6. Generalization, Limitations, and Domain Extensions

MLP-based retargeting shows significant generalization properties:

Modality-agnostic deformation: The deformation field approach operates directly on 2D images, 3D NeRFs, or triangle meshes, by adapting the energy definition and domain inputs (Elsner et al., 2023).
Self-supervised adaptation: Formulations relying only on hand-crafted losses are not constrained to the domain of images with saliency annotations, enabling retargeting for arbitrary visual data given only the input and target size (Elsner et al., 2023).
Plug-in control modules: Small MLPs for keypoint retargeting can be retrofitted into larger motion transfer or animation pipelines without retraining primary networks, providing direct manipulation interfaces for controlling visual features (Guo et al., 3 Jul 2024).

Limitations arise in purely importance-based methods, which can struggle if importance estimators or energy definitions do not align with high-level semantics, and in policies that collapse to uniform scaling or cropping if not adequately regularized (Le et al., 2021, Kajiura et al., 2020).

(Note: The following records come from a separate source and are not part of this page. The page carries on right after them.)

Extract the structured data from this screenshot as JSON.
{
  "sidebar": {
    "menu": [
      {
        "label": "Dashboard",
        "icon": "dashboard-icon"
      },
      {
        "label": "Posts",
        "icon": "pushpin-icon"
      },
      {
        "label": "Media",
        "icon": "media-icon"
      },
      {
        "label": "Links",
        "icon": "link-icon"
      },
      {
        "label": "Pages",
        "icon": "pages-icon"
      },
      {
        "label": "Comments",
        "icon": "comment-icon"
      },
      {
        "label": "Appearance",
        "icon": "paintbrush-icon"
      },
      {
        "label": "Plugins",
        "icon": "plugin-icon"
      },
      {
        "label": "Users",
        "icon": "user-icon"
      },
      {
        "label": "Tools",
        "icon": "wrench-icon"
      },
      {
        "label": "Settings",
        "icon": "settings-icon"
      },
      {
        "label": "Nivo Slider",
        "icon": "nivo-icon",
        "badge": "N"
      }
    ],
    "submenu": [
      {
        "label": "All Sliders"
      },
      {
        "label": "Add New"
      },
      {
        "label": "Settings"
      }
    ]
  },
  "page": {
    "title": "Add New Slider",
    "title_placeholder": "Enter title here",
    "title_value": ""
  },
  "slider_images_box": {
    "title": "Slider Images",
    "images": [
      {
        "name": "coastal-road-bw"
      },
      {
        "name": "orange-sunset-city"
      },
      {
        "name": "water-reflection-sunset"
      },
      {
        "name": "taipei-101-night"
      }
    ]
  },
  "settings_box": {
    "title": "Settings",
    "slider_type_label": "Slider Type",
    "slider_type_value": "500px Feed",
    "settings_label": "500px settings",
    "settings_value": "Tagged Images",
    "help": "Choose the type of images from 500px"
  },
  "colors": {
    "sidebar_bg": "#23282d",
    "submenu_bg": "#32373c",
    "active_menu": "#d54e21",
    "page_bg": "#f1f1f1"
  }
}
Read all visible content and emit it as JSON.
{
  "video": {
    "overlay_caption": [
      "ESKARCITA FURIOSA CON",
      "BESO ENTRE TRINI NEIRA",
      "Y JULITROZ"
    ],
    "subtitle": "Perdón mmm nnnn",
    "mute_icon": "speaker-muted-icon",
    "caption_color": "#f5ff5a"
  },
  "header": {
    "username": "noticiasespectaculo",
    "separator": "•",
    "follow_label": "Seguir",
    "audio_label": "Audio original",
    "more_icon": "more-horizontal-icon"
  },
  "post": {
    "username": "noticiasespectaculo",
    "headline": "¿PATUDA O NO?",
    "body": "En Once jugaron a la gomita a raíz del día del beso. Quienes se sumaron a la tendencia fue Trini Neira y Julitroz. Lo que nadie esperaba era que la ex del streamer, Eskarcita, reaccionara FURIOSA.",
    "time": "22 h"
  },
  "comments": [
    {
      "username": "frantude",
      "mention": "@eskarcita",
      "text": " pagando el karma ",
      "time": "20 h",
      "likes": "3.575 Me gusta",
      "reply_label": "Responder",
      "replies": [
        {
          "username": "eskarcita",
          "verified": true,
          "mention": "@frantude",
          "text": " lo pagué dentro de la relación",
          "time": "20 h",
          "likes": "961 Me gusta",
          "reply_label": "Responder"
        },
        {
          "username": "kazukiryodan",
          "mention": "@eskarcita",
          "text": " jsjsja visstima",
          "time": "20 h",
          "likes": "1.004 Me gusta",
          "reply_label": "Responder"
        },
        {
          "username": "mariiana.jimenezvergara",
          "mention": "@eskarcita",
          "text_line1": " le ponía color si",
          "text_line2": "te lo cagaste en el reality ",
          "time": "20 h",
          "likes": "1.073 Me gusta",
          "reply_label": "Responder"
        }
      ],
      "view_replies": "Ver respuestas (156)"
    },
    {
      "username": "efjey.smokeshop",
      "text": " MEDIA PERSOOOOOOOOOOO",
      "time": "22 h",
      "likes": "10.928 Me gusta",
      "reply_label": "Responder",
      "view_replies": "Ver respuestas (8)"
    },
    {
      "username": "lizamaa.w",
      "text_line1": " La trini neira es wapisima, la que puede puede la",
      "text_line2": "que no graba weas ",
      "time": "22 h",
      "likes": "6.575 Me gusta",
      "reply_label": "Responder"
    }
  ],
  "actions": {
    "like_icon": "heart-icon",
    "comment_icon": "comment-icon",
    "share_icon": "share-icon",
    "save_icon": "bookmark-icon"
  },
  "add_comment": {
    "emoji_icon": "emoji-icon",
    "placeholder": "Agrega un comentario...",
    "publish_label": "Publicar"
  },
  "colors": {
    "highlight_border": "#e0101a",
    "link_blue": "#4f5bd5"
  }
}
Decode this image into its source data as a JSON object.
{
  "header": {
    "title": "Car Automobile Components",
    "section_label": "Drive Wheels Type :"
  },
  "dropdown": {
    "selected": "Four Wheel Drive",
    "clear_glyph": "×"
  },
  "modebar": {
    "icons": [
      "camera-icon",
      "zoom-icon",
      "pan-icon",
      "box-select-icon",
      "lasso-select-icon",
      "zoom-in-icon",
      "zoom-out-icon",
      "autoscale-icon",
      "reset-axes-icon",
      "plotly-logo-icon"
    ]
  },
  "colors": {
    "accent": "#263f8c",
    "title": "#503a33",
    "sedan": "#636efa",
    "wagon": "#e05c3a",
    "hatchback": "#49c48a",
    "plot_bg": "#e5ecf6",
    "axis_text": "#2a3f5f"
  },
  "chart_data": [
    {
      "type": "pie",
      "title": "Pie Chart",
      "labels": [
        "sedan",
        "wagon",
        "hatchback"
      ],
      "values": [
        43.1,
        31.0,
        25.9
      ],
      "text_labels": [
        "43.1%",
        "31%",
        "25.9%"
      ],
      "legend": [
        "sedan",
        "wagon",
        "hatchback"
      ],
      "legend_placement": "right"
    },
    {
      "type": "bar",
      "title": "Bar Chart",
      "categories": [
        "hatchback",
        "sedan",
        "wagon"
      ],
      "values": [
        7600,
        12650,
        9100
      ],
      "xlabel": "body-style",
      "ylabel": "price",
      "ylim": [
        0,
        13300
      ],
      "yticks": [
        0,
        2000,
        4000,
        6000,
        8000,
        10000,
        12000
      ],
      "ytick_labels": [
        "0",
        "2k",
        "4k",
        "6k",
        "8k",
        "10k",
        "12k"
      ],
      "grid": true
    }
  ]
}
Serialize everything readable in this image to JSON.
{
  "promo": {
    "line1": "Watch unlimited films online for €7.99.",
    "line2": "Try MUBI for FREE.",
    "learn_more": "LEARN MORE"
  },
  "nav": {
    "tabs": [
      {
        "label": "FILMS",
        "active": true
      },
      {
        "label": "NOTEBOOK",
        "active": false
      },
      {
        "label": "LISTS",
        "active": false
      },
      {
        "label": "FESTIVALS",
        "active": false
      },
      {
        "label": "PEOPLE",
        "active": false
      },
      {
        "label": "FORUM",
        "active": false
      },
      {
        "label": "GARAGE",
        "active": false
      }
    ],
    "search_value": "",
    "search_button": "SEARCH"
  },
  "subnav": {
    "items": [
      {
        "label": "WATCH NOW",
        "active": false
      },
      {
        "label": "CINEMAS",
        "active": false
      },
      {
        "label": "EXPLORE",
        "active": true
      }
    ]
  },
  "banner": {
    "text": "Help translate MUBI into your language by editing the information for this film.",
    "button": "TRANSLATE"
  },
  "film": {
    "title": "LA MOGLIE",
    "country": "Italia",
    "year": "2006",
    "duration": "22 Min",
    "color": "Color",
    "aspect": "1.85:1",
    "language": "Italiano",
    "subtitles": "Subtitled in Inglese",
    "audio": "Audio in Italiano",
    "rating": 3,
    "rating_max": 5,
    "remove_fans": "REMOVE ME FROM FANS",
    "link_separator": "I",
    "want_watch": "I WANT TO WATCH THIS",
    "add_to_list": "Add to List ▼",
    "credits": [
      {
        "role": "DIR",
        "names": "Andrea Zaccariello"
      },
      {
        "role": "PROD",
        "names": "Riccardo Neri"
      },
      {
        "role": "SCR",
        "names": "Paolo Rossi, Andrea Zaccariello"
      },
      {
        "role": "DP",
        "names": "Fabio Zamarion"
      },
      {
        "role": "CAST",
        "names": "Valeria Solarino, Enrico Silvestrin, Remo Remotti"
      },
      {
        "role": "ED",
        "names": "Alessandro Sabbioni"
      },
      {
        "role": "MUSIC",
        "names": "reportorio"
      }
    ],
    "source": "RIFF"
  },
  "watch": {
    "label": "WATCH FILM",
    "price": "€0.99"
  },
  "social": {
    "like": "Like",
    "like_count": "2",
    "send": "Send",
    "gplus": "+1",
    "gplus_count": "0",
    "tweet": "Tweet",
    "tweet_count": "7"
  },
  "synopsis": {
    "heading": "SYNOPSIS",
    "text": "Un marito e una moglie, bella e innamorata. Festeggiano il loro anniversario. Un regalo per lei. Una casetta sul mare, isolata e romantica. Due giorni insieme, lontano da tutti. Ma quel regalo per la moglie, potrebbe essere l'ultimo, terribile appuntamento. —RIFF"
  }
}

Integration of multi-scale fusion, explicit geometric priors, or reinforcement learning mitigates some of these issues.

7. Summary and Outlook

MLP-based retargeting strategies represent a unifying framework for content-aware transformation of images, videos, neural fields, and meshes. Core features include lightweight, plug-in field or control estimators, direct parametrization of spatially-varying transformations, and the capacity for both supervised and self-supervised optimization without domain-specific procedural code. These approaches currently match or exceed classical methods on standard benchmarks, improve efficiency by orders of magnitude in hybrid settings, and broaden applicability to new data modalities and interactive control. The ongoing evolution of MLP-based modules—whether in fusion heads, deformation fields, or operator selection policies—suggests enduring relevance for real-time, generalizable, and highly controllable retargeting pipelines (Le et al., 2021, Kajiura et al., 2020, Elsner et al., 2023, Guo et al., 3 Jul 2024).